There comes the point in time for everything when it’s out with the old and in with the new, and that concept especially holds true for shopping malls. Of course, sometimes that means a little more than shuffling the deck of tenants. Take the case of the Valley View Center in Dallas. The venerable mall has seen better days, and it was going to take a little more than adding some new faces to make the place hop again.
As the Dallas Business Journal shares, Scott Beck and the Dallas-based family-owned company Beck Ventures acquired the majority of the property last year with the intention of transforming it into a corporate destination. Those plans are finally set to get underway, as the North Dallas shopping center is being demolished to make way for the initial $500 million phase of what will become part of a larger $4 billion mixed-use development that has been proposed by Beck Ventures.
“Today is a bittersweet moment,” Beck said at a ceremony marking the project’s milestone. “The mall has seen better times, and we are poised to breathe life into these grounds using a vastly different vision.”
The project is known as Dallas Midtown, and phase one alone sounds like more than enough to pack the people in. Plans call for over 200,000 square feet of retail and restaurant space on the ground-floor, a 10-screen, 600-seat Cinepolis luxury theater, an 18-story, 440-room luxury hotel, and 500,000 square feet of office space.
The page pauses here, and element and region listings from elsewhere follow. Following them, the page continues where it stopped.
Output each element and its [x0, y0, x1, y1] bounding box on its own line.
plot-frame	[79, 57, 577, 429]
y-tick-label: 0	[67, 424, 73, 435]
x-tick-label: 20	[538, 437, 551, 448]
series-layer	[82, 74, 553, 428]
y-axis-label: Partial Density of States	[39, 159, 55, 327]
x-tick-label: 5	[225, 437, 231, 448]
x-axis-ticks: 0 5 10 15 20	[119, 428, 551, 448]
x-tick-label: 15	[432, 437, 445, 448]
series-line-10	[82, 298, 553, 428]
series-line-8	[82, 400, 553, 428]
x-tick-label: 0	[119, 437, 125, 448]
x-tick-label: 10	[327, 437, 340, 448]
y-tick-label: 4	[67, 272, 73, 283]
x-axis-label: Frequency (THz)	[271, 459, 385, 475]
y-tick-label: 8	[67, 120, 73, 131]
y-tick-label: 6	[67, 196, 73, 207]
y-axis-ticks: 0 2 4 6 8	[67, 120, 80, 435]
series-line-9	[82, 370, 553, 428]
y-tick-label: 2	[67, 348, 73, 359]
Additionally, Lifetime Fitness plans to develop an 183,000-square-foot facility will include attached living spaces and 20,000 square feet of collaborative workspace.
“We are going to start work on the garage and then move to the anchors and mall area,” Beck added. “It’s really going to be a de-construction process.”
Texas Rep. Linda Koop has been a longtime advocate of the project, and she shared some thoughts on what this project is finally getting going means. “This will change the face of North Dallas,” she said. “This will have amenities we don’t often see in Dallas, not the least of which is the park that will be a centerpiece and drive people to come to this area much like Valley View mall when it was first built.”
We’ll concur with Koop, as it sounds like this stunning project will drive boatloads of traffic once phase one is completed.